A 19-year old Florence man and three juveniles have been identified as being allegedly responsible for damage at the Miller Park Restrooms late last month.  Florence Police say several tips that came into the department as the result of a reward offering in the case led them to taking the four into custody… plus provided information on another earlier case of vandalism at the park.

Alexander Daniel Sholberg was arrested for Criminal Mischief, plus faces additional charges of Tampering with a Witness and.  Two of the juveniles were charged with Mischief and Trespass as well.  A third faces the same charges in addition to Assault, Coercion, Witness Tampering, Resisting Arrest and Escape.  Police say they have stepped up patrols in the park and those who have been trespassed from the facility will face charges.
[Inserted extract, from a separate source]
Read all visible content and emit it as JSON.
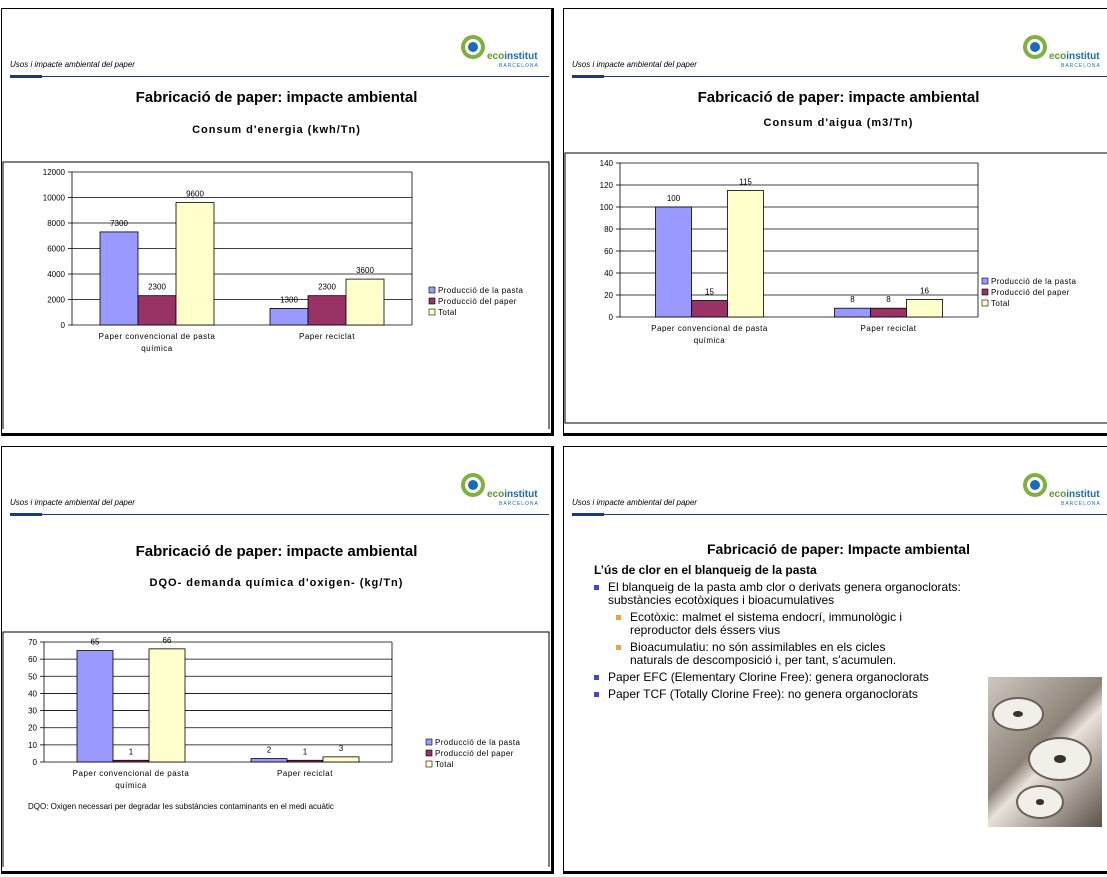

Trans Plan Hearing Continues

Florence area residents will have a chance to make additional comment on updates to the city’s Transportation Systems Plan this evening.  The Planning Commission reviewed the draft plan two weeks ago and conducted an additional hearing.  The plan covers all aspects and modes of transportation in the city and looks at future needs as far out as 2035.  Tonight’s hearing begins at seven pm.

Marine Science Day

The first ever Marine Science Day will be offered up this coming Saturday at the Hatfield Marine Science Center in Newport.  From ten to four that day the public will be able to go behind the scenes of one of the nation’s leading marine science and education facilities.  Maryann Bozza, the program manager for the center says visitors will be able to hear about undersea volcanoes and hear whales “sing” in an audio display; learn about supporting sustainable fisheries through research; do a little hands-on experimentation of their own; and explore novel oceangoing and ocean floor instrument platforms and meet the scientists who designed them.